FSDP with size_based_auto_wrap_policy freezes training

CasellaJr · March 6, 2024, 3:31pm

I am doing multi-node and multi-GPU training. Right now, I am optimizing my multi-GPU code for faster training.

torch.cuda.set_device(self.rank)
model = FSDP(model, use_orig_params=True, device_id=torch.cuda.current_device())

Basically, everything works fine, but If I modify the model using the size_based_auto_wrap_policy what happens is that training starts, but exactly after 4 epochs it stops and it does not continue. Both the GPUs (2 A40) appears to be used 100% with nvidia-smi.
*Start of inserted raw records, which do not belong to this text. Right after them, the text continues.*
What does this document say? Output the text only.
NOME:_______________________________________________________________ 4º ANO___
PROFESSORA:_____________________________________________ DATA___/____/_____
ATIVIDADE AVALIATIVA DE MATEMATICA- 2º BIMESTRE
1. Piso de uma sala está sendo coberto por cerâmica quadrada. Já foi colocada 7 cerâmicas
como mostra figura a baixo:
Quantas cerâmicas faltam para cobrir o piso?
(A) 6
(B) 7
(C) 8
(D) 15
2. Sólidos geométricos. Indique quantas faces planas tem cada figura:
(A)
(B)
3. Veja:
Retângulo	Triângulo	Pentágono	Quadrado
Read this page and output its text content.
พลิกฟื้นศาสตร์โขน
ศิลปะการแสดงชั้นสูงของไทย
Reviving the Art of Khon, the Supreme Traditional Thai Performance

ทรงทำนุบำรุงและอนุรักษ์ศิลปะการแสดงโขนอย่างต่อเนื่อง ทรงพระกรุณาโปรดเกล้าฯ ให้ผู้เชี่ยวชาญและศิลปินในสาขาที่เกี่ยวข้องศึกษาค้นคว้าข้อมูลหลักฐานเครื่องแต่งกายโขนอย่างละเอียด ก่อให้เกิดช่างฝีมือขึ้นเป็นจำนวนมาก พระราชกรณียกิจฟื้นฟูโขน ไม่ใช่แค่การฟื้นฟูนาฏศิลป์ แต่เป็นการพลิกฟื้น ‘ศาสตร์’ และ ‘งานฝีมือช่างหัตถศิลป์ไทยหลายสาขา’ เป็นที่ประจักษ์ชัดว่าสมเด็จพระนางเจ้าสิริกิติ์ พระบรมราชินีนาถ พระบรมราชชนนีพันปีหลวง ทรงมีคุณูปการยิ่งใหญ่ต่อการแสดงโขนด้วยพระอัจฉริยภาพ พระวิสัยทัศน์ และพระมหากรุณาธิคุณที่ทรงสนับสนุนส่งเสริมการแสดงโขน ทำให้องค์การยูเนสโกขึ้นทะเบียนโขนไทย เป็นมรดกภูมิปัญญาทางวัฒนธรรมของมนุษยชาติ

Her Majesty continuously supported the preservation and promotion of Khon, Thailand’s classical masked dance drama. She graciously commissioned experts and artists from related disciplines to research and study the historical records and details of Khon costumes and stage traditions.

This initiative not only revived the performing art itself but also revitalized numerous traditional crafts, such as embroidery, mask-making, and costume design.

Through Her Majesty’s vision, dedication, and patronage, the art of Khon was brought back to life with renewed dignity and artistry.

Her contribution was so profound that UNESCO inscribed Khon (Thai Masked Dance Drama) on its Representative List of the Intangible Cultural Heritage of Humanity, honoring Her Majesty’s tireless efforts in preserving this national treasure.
my_auto_wrap_policy = functools.partial(
        size_based_auto_wrap_policy, min_num_params=100
        )
model = FSDP(model, use_orig_params=True, device_id=torch.cuda.current_device(), auto_wrap_policy=my_auto_wrap_policy)

Moreover, another problem that happens when using this wrap policy is that when killing the script with CTRL+C, the process remains alive in background, indeed If I train to run again the script I have this error:

[W socket.cpp:401] [c10d] The server socket has failed to bind to [::]:29500 (errno: 98 - Address already in use).
[W socket.cpp:401] [c10d] The server socket has failed to bind to ?UNKNOWN? (errno: 98 - Address already in use).
[E socket.cpp:435] [c10d] The server socket has failed to listen on any local network address.
...
RuntimeError: The server socket has failed to listen on any local network address. The server socket has failed to bind to [::]:12345 (errno: 98 - Address already in use). The server socket has failed to bind to 12345 (errno: 98 - Address already in use).